Week 18: Perspective from the National Civil Rights Museum … and my kids

IMG_6860Your kids will always call your bullshit.

We’re in Memphis this spring break, mostly to see how much barbecue we can consume — a challenge that takes on new meaning with a 19-year-old college swimmer. Between Memphis-style pulled-pork sandwiches (cole slaw on top) and racks of ribs, we went to the National Civil Rights Museum.

My 16-year-old son had been here before on a Civil Rights bus trip he took with our church. So he was making a gentle play to get out of it. I told him he was older now and times were different — that since November 8, we were having to fight for things we never thought we’d have to fight for before.

With the disdain only a 16-year-old can muster, he argued he was pretty sure we’d never have to fight against slavery or Jim Crow laws again. I reminded him I never thought we’d be fighting for legal abortion either.

But still, his point was a good one. We are not selling human beings in 2017 (at least not in public).

Little in the museum was new to me, but — as photos and video and stories tend to do — it baffled and riled me. “In. What. World,” I said as we got back in the car, “was any of that OK?” This is an incredibly shameful part of our U.S. history.
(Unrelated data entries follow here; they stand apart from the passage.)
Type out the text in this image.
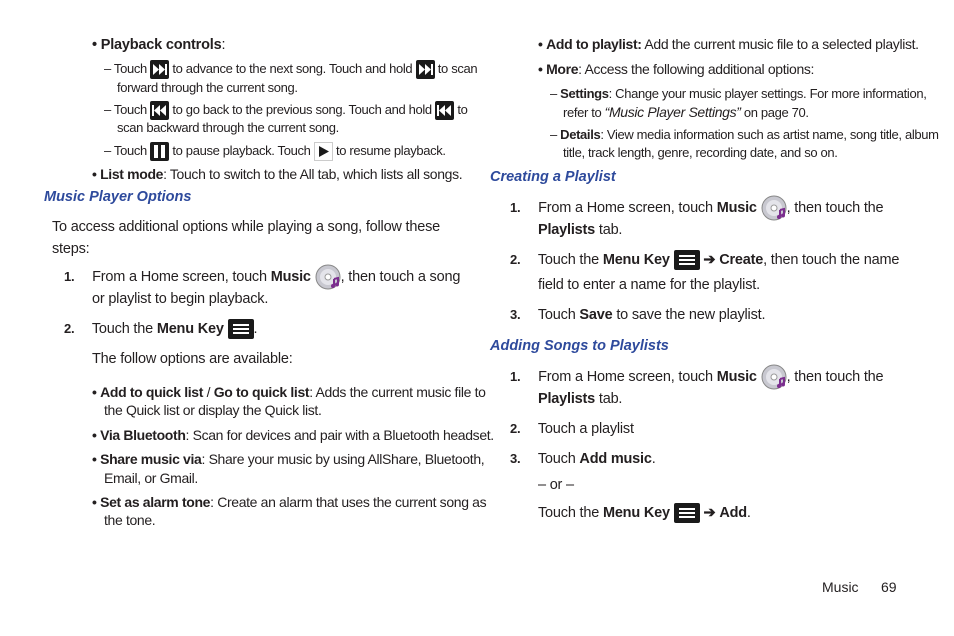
• Playback controls:
– Touch to advance to the next song. Touch and hold to scan
forward through the current song.
– Touch to go back to the previous song. Touch and hold to
scan backward through the current song.
– Touch to pause playback. Touch to resume playback.
• List mode: Touch to switch to the All tab, which lists all songs.
Music Player Options
To access additional options while playing a song, follow these
steps:
1. From a Home screen, touch Music , then touch a song
or playlist to begin playback.
2. Touch the Menu Key .
The follow options are available:
• Add to quick list / Go to quick list: Adds the current music file to
the Quick list or display the Quick list.
• Via Bluetooth: Scan for devices and pair with a Bluetooth headset.
• Share music via: Share your music by using AllShare, Bluetooth,
Email, or Gmail.
• Set as alarm tone: Create an alarm that uses the current song as
the tone.
• Add to playlist: Add the current music file to a selected playlist.
• More: Access the following additional options:
– Settings: Change your music player settings. For more information,
refer to “Music Player Settings” on page 70.
– Details: View media information such as artist name, song title, album
title, track length, genre, recording date, and so on.
Creating a Playlist
1. From a Home screen, touch Music , then touch the
Playlists tab.
2. Touch the Menu Key ➔ Create, then touch the name
field to enter a name for the playlist.
3. Touch Save to save the new playlist.
Adding Songs to Playlists
1. From a Home screen, touch Music , then touch the
Playlists tab.
2. Touch a playlist
3. Touch Add music.
– or –
Touch the Menu Key ➔ Add.
Music 69
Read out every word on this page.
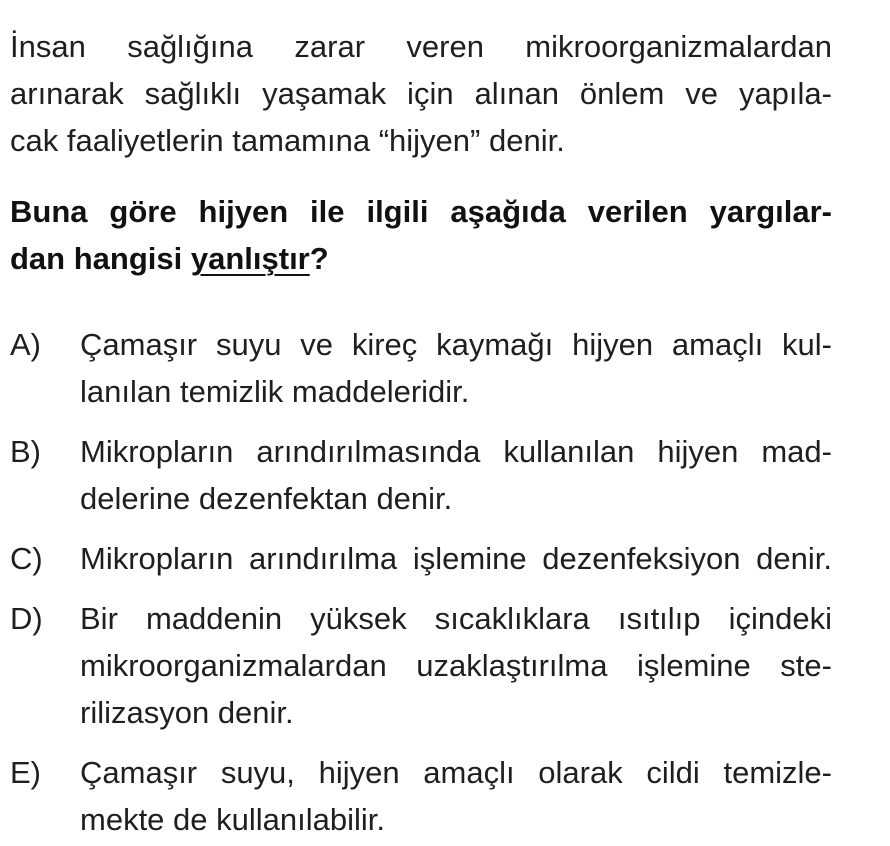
İnsan sağlığına zarar veren mikroorganizmalardan
arınarak sağlıklı yaşamak için alınan önlem ve yapıla-
cak faaliyetlerin tamamına “hijyen” denir.
Buna göre hijyen ile ilgili aşağıda verilen yargılar-
dan hangisi yanlıştır?
A) Çamaşır suyu ve kireç kaymağı hijyen amaçlı kul-
lanılan temizlik maddeleridir.
B) Mikropların arındırılmasında kullanılan hijyen mad-
delerine dezenfektan denir.
C) Mikropların arındırılma işlemine dezenfeksiyon denir.
D) Bir maddenin yüksek sıcaklıklara ısıtılıp içindeki
mikroorganizmalardan uzaklaştırılma işlemine ste-
rilizasyon denir.
E) Çamaşır suyu, hijyen amaçlı olarak cildi temizle-
mekte de kullanılabilir.
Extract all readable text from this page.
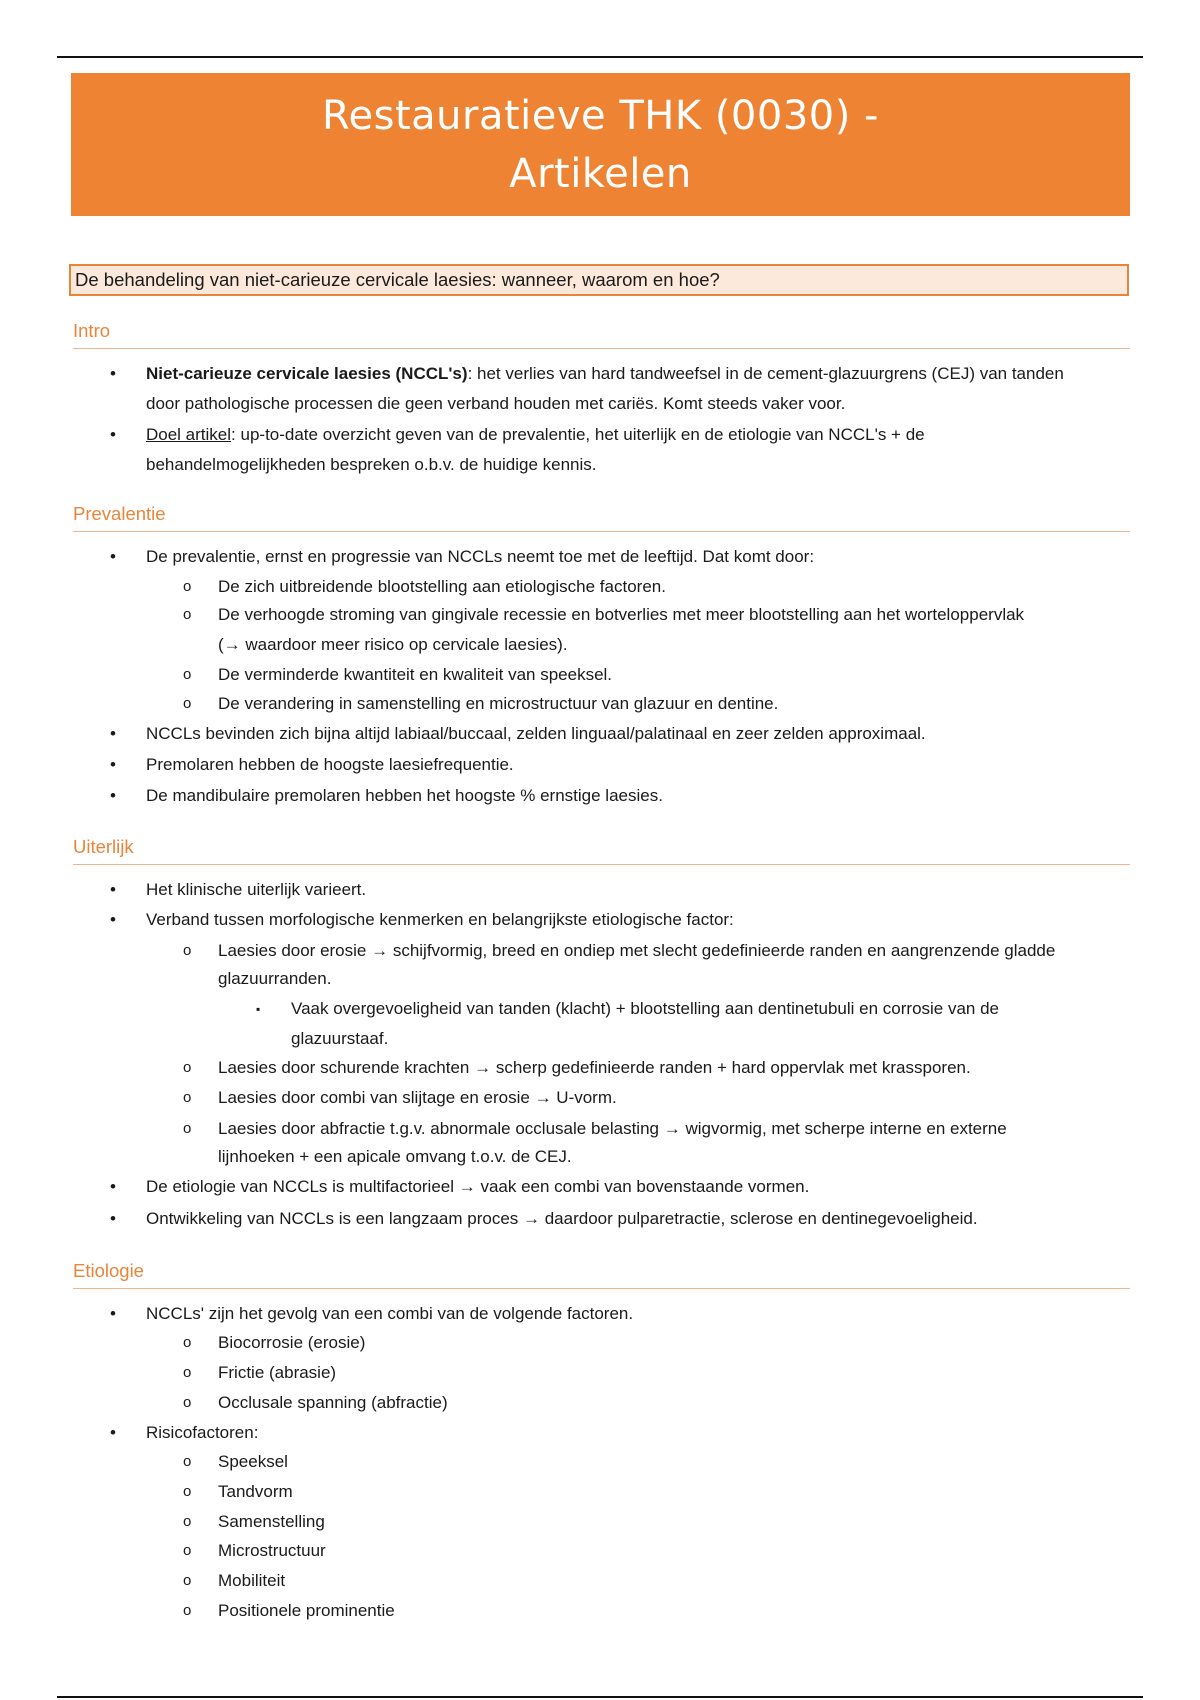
Restauratieve THK (0030) -
Artikelen
De behandeling van niet-carieuze cervicale laesies: wanneer, waarom en hoe?
Intro
• Niet-carieuze cervicale laesies (NCCL's): het verlies van hard tandweefsel in de cement-glazuurgrens (CEJ) van tanden
door pathologische processen die geen verband houden met cariës. Komt steeds vaker voor.
• Doel artikel: up-to-date overzicht geven van de prevalentie, het uiterlijk en de etiologie van NCCL's + de
behandelmogelijkheden bespreken o.b.v. de huidige kennis.
Prevalentie
• De prevalentie, ernst en progressie van NCCLs neemt toe met de leeftijd. Dat komt door:
o De zich uitbreidende blootstelling aan etiologische factoren.
o De verhoogde stroming van gingivale recessie en botverlies met meer blootstelling aan het worteloppervlak
(→ waardoor meer risico op cervicale laesies).
o De verminderde kwantiteit en kwaliteit van speeksel.
o De verandering in samenstelling en microstructuur van glazuur en dentine.
• NCCLs bevinden zich bijna altijd labiaal/buccaal, zelden linguaal/palatinaal en zeer zelden approximaal.
• Premolaren hebben de hoogste laesiefrequentie.
• De mandibulaire premolaren hebben het hoogste % ernstige laesies.
Uiterlijk
• Het klinische uiterlijk varieert.
• Verband tussen morfologische kenmerken en belangrijkste etiologische factor:
o Laesies door erosie → schijfvormig, breed en ondiep met slecht gedefinieerde randen en aangrenzende gladde
glazuurranden.
▪ Vaak overgevoeligheid van tanden (klacht) + blootstelling aan dentinetubuli en corrosie van de
glazuurstaaf.
o Laesies door schurende krachten → scherp gedefinieerde randen + hard oppervlak met krassporen.
o Laesies door combi van slijtage en erosie → U-vorm.
o Laesies door abfractie t.g.v. abnormale occlusale belasting → wigvormig, met scherpe interne en externe
lijnhoeken + een apicale omvang t.o.v. de CEJ.
• De etiologie van NCCLs is multifactorieel → vaak een combi van bovenstaande vormen.
• Ontwikkeling van NCCLs is een langzaam proces → daardoor pulparetractie, sclerose en dentinegevoeligheid.
Etiologie
• NCCLs' zijn het gevolg van een combi van de volgende factoren.
o Biocorrosie (erosie)
o Frictie (abrasie)
o Occlusale spanning (abfractie)
• Risicofactoren:
o Speeksel
o Tandvorm
o Samenstelling
o Microstructuur
o Mobiliteit
o Positionele prominentie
I don’t need to draw the parallels of our current situation to this crowd.

Yet my kids pointed out that our outrage must be proportional to the injustice. Agreed.

I left the museum and discussion with my kids with three words we must always keep in mind:

  1. Perspective. No, this is not 1840 or 1960. We have come a long way toward human rights in our country. We should not belittle those battles with our current one.
  2. Perseverance. But we also have our own battles to fight. I was surprised — and shared with my children — that many on the front lines of the Civil Rights Movement were their age. Some were younger. Those students sitting at the counter? Teenagers. I had no idea.
  3. Progress. We must always push forward. Just because our past is a bigger shitshow than our present doesn’t mean we need to stay here. Keep fighting, friends. Keep talking about the fight to your kids. Because the conditions that lead us to march are not going away without this fight.

And if my kids think these changes can be made without their help, I will have to call their bullshit.